Certainly some of these things are under the control of school directors, administrators, and teachers.
Schools can and should provide safe ways for students to get to and from school. They should work to reduce bullying and make school a welcoming place for all children. They should provide engaging instruction, fair discipline policies and reach out to parents and the community.
But most schools are already doing that – or certainly trying to do that within the confines of their budgets.
My own Western Pennsylvania district has been flagged by the Commonwealth for increasing chronic absences. In the state, this is defined as students with 10 or more unexcused absences. We’ve been put on an improvement plan – which basically means an employee at the state Department of Education wagging his finger and telling us to get better or else.
However, the overarching problem and solution are easy to see. We are a district without busing.
The high school and middle school sit on top of a hill. Students who live in the poorer sections of town at the bottom of the hill have to walk or take public transportation daily to get to school.
It’s no wonder that some of them don’t do that every day and stay home instead.
However, we serve a mostly impoverished population. Decades ago, school directors decided it would be more cost effective to save money on busing so they could provide greater services for students. Yet as the economy has continued to stagnate and funding has become even more hard to come by, attendance has worsened.
So what are we to do? Cut services and add buses?
Doing so would mean we’d have to bus students to local charter schools as well, increasing the burden on taxpayers and the amount of muscle and bone we’d have to cut from our own academic programs.
It’s all very well and good to have the federal government tell us that attendance is important – but where is the help to improve it?

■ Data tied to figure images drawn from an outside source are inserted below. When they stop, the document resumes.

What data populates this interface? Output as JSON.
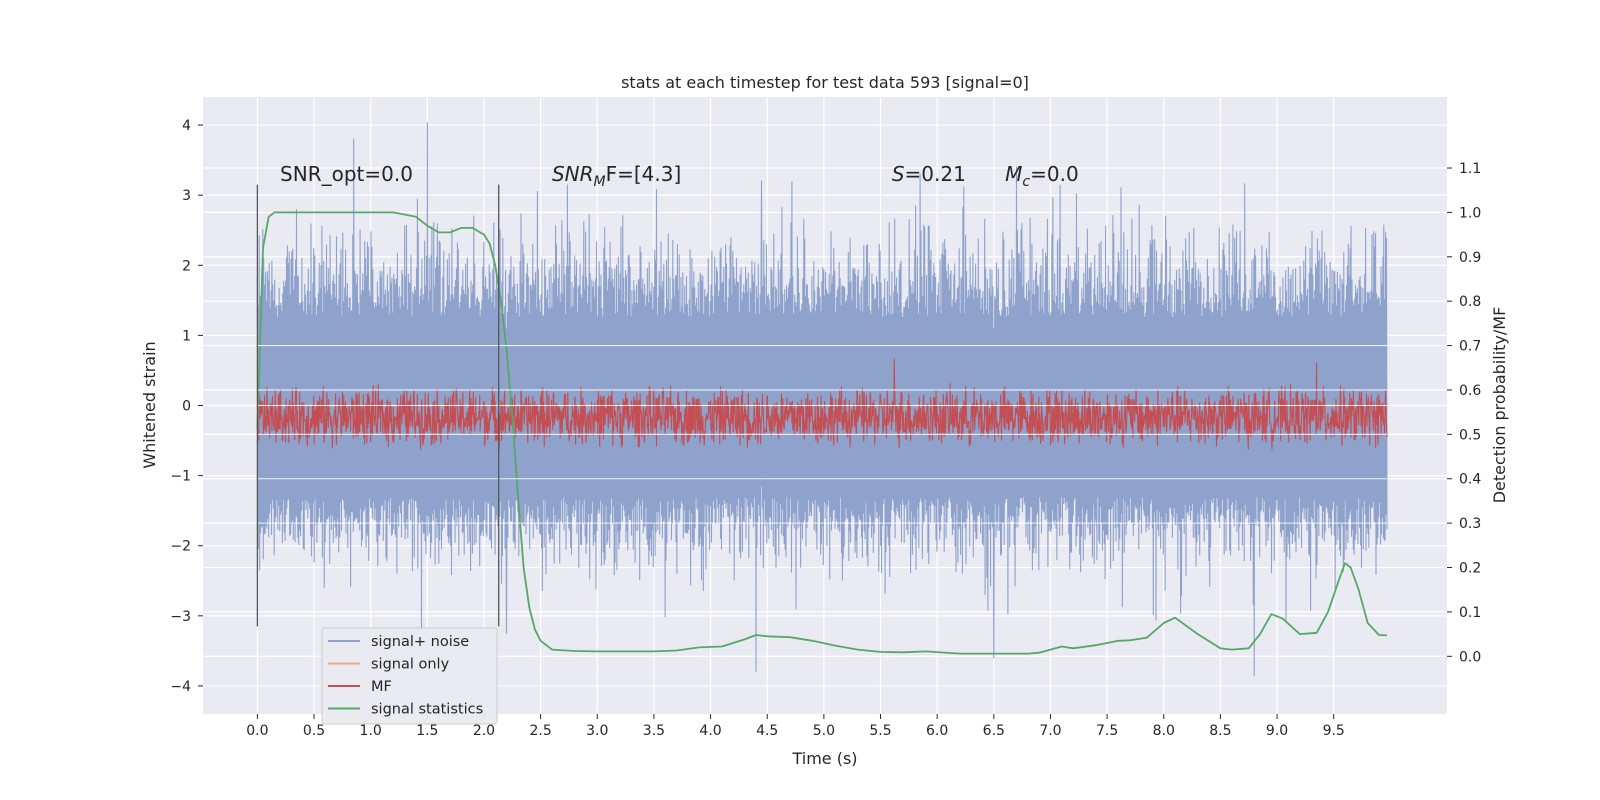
{
  "chart_data": {
    "type": "line",
    "title": "stats at each timestep for test data 593 [signal=0]",
    "xlabel": "Time (s)",
    "ylabel": "Whitened strain",
    "y2label": "Detection probability/MF",
    "xlim": [
      -0.48,
      10.5
    ],
    "ylim": [
      -4.4,
      4.4
    ],
    "y2lim": [
      -0.13,
      1.26
    ],
    "xticks": [
      0.0,
      0.5,
      1.0,
      1.5,
      2.0,
      2.5,
      3.0,
      3.5,
      4.0,
      4.5,
      5.0,
      5.5,
      6.0,
      6.5,
      7.0,
      7.5,
      8.0,
      8.5,
      9.0,
      9.5
    ],
    "xtick_labels": [
      "0.0",
      "0.5",
      "1.0",
      "1.5",
      "2.0",
      "2.5",
      "3.0",
      "3.5",
      "4.0",
      "4.5",
      "5.0",
      "5.5",
      "6.0",
      "6.5",
      "7.0",
      "7.5",
      "8.0",
      "8.5",
      "9.0",
      "9.5"
    ],
    "yticks": [
      4,
      3,
      2,
      1,
      0,
      -1,
      -2,
      -3,
      -4
    ],
    "ytick_labels": [
      "4",
      "3",
      "2",
      "1",
      "0",
      "−1",
      "−2",
      "−3",
      "−4"
    ],
    "y2ticks": [
      1.1,
      1.0,
      0.9,
      0.8,
      0.7,
      0.6,
      0.5,
      0.4,
      0.3,
      0.2,
      0.1,
      0.0
    ],
    "y2tick_labels": [
      "1.1",
      "1.0",
      "0.9",
      "0.8",
      "0.7",
      "0.6",
      "0.5",
      "0.4",
      "0.3",
      "0.2",
      "0.1",
      "0.0"
    ],
    "grid": true,
    "legend_position": "lower-left",
    "vertical_markers": [
      {
        "x": 0.0,
        "ymin": -3.15,
        "ymax": 3.15
      },
      {
        "x": 2.13,
        "ymin": -3.15,
        "ymax": 3.15
      }
    ],
    "annotations": [
      {
        "x": 0.2,
        "y": 3.2,
        "text": "SNR_opt=0.0"
      },
      {
        "x": 2.6,
        "y": 3.2,
        "text": "SNR_MF=[4.3]",
        "main": "SNR",
        "sub": "M",
        "tail": "F=[4.3]"
      },
      {
        "x": 5.6,
        "y": 3.2,
        "text": "S=0.21",
        "main": "S",
        "tail": "=0.21"
      },
      {
        "x": 6.6,
        "y": 3.2,
        "text": "M_c=0.0",
        "main": "M",
        "sub": "c",
        "tail": "=0.0"
      }
    ],
    "series": [
      {
        "name": "signal+ noise",
        "color": "#8ea2cc",
        "kind": "noise-band",
        "x_range": [
          0.0,
          9.97
        ],
        "band": {
          "upper_mean": 1.25,
          "upper_spread": 1.1,
          "lower_mean": -1.3,
          "lower_spread": 0.9
        },
        "peaks": [
          [
            0.85,
            3.8
          ],
          [
            1.5,
            4.03
          ],
          [
            4.4,
            -3.8
          ],
          [
            6.5,
            -3.6
          ],
          [
            8.8,
            -3.85
          ],
          [
            6.7,
            3.4
          ],
          [
            5.85,
            3.3
          ],
          [
            4.45,
            3.2
          ],
          [
            2.2,
            -3.25
          ],
          [
            1.45,
            -3.5
          ]
        ]
      },
      {
        "name": "signal only",
        "color": "#e8a98a",
        "kind": "line",
        "x": [
          0.0,
          9.97
        ],
        "y": [
          0.0,
          0.0
        ]
      },
      {
        "name": "MF",
        "color": "#c44e52",
        "kind": "noise-band",
        "axis": "right",
        "x_range": [
          0.0,
          9.97
        ],
        "band": {
          "center": 0.54,
          "spread": 0.05
        },
        "peaks": [
          [
            5.62,
            0.67
          ],
          [
            9.35,
            0.66
          ]
        ]
      },
      {
        "name": "signal statistics",
        "color": "#55a868",
        "kind": "line",
        "axis": "right",
        "x": [
          0.0,
          0.05,
          0.1,
          0.15,
          0.2,
          0.4,
          0.6,
          0.8,
          1.0,
          1.2,
          1.4,
          1.5,
          1.6,
          1.7,
          1.8,
          1.9,
          2.0,
          2.05,
          2.1,
          2.15,
          2.2,
          2.25,
          2.3,
          2.35,
          2.4,
          2.45,
          2.5,
          2.55,
          2.6,
          2.8,
          3.0,
          3.2,
          3.5,
          3.7,
          3.9,
          4.1,
          4.3,
          4.4,
          4.5,
          4.7,
          4.9,
          5.1,
          5.3,
          5.5,
          5.7,
          5.9,
          6.2,
          6.5,
          6.8,
          6.9,
          7.0,
          7.1,
          7.2,
          7.4,
          7.6,
          7.7,
          7.85,
          8.0,
          8.1,
          8.3,
          8.5,
          8.6,
          8.75,
          8.85,
          8.95,
          9.05,
          9.2,
          9.35,
          9.45,
          9.55,
          9.6,
          9.65,
          9.72,
          9.8,
          9.9,
          9.97
        ],
        "y": [
          0.51,
          0.92,
          0.99,
          1.0,
          1.0,
          1.0,
          1.0,
          1.0,
          1.0,
          1.0,
          0.99,
          0.97,
          0.955,
          0.955,
          0.965,
          0.965,
          0.95,
          0.93,
          0.88,
          0.8,
          0.69,
          0.54,
          0.36,
          0.2,
          0.11,
          0.06,
          0.035,
          0.025,
          0.015,
          0.012,
          0.011,
          0.011,
          0.011,
          0.013,
          0.02,
          0.022,
          0.038,
          0.048,
          0.045,
          0.043,
          0.035,
          0.024,
          0.015,
          0.01,
          0.009,
          0.011,
          0.006,
          0.006,
          0.006,
          0.008,
          0.015,
          0.022,
          0.018,
          0.025,
          0.035,
          0.036,
          0.042,
          0.075,
          0.087,
          0.05,
          0.018,
          0.015,
          0.018,
          0.05,
          0.095,
          0.085,
          0.05,
          0.053,
          0.1,
          0.175,
          0.21,
          0.2,
          0.15,
          0.075,
          0.048,
          0.047
        ]
      }
    ]
  }
}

As with everything else in education, we get threats and the promise of economic sanctions but nothing in the way of assistance, aide or intervention.
We could be working together to try to solve this and other social issues. We could pool resources and construct social programs to help parents get jobs, set up stable homes, fund robust systems of public transportation, and a host of social services for students and their families such as tutoring, counseling, child care, and continuing education classes. We could end discriminatory policies such as school segregation, school privatization and high stakes standardized testing.
But doing so would mean abandoning the blame game and nothing has worked better to shield the rich from paying their fair share than pointing fingers at the less privileged and those who dedicate their lives to help them.
In truth, the problems with public schools are rarely the teachers.
It’s that society has written them off and refuses to take responsibility for its own role in supporting the next generation.